DANSE | SPECTACLE

ZOA | Piel

31 Oct - 31 Oct 2018

Pièce pour deux danseuses, Piel, de la chorégraphe Maria Eugenia Lopez, va chercher la mémoire à la surface de l'épiderme. Souvenirs tactiles de socialisation, la peau garde trace des contacts passés. Ainsi que des carences en contact physique. Pour une pièce qui interroge l'importance du toucher.

Comme la peau sert d’interface entre l’intérieur du corps et l’environnement, la première française de Piel (2018) sera le relais entre deux festivals. Créé par la chorégraphe vénézuélienne Maria Eugenia Lopez (Cie Incognita), le duo Piel [peau, en espagnol] fera la clôture du festival ZOA (Zone d’Occupation Artistique), et l’ouverture du festival Signes d’Automne. Interprété par Florence Augendre et Maria Eugenia Lopez, Piel explore une question sourde : celle du manque de contact physique. Dans des sociétés où la densification urbaine s’accompagne d’une minimisation des contacts corporels, Maria Eugenia Lopez interroge le devenir des corps non-touchés. Abordant la question par la danse, la poésie et l’humour, elle livre ainsi un duo à la fois dépouillé et magnétisé par le besoin de toucher. Entre crainte et attraction, comme dans ces musées où prime l’injonction de ne pas toucher les sculptures, aux formes pourtant toutes plus tactiles les unes que les autres.

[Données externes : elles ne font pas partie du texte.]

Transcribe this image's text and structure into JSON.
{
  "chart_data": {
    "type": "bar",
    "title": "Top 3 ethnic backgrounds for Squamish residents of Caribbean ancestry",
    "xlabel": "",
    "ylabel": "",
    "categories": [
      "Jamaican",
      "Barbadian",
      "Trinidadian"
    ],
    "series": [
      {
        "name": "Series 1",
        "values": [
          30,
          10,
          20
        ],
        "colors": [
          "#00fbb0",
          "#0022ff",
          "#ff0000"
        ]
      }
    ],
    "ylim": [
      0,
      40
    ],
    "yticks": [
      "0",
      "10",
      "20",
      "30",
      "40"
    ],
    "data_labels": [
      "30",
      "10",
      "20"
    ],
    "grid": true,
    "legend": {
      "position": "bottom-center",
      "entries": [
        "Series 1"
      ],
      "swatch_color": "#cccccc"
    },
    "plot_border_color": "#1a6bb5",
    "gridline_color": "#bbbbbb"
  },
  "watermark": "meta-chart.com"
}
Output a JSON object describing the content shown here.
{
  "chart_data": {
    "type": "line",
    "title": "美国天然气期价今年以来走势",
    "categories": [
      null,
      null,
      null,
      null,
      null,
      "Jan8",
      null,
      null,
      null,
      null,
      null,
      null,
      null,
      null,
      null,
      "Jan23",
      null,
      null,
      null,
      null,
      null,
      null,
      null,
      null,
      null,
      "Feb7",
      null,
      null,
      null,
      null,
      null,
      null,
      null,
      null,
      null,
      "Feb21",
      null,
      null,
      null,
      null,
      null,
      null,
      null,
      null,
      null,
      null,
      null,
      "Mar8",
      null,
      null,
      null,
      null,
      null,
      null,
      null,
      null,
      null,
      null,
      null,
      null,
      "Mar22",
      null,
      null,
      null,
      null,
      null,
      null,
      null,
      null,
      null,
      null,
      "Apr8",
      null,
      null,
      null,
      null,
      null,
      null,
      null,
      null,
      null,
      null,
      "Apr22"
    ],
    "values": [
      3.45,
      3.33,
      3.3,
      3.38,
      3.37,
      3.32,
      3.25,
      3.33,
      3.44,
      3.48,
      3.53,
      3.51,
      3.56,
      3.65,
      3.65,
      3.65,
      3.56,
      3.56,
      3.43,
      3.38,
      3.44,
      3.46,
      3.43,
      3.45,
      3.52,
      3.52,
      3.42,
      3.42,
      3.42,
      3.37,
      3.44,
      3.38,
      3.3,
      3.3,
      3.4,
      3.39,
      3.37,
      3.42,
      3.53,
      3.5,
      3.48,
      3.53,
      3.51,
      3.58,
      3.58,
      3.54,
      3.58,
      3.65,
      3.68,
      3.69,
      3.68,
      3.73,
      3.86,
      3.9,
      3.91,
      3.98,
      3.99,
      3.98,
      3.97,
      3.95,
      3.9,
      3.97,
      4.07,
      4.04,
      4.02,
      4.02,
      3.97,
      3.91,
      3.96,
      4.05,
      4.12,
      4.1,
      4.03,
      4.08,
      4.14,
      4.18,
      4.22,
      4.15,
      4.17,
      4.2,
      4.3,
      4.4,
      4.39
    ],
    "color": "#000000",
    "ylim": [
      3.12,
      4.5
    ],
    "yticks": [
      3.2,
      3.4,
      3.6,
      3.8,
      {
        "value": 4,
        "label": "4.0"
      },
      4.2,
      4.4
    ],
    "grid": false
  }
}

Piel de Maria Eugenia Lopez : un duo épidermique, autour du contact physique

Sur une scène sans décor, deux danseuses en tenues couleur chair s’explorent. Il y a de l’humour dans cette représentation du besoin de sentir l’autre. Mais il y a aussi quelque chose d’animalement humain dans ce rapport instinctif à l’autre. Si le bruit est peu encadré, le toucher est socialement très réglementé. Quelles parties du corps peuvent ou non être touchées… Combien de temps, de quelle manière, avec quelle pression (cf. l’art de la poignée de main ou de la bise)… Et grattant l’armure des conventions, Piel renoue avec ce que le contact corporel peut aussi avoir de vital. En lui enlevant un peu de sa connotation sexuelle, pour mieux accentuer sa dimension sociale. Au gré des différents registres de contact physique, du cercle amoureux aux cercles familial, amical, professionnel… Car phénomène culturel, chaque société développe effectivement son bon usage de la proxémie (terme du sociologue Edward T. Hall).

La peau comme lieu de mémoire socialisée : le toucher, de carences en caresses

Dans les années 1960, plusieurs études ont souligné l’importance du contact physique pour les nouveau-nés. Contre le dépérissement, dans les orphelinats, des bébés en carence d’affection. Et plongeant dans cette réalité matérielle du façonnement de soi par le contact, Piel déroule les souvenirs des deux danseuses. Au fil de séquences évoquant la mémoire physique de chacune d’elles. De caresses en cicatrices, de blessures en câlins, de réconforts en agressions, la mémoire épidermique affleure. Et les évocations tourbillonnent, sur les rythmes du compositeur Guillaume Le Boisselier. Lequel mixe et joue en live une musique enveloppante, par nappes parsemées d’accords félins (guitare baryton). Comme une envoûtante pulsation mise à nue, à la Neil Young (Dead Man) ou Rye Cooder (Paris Texas). Et dans l’intime chaleur des corps qui se frôlent et se racontent par le toucher, Piel fera ainsi la jonction entre ZOA et Signes d’Automne.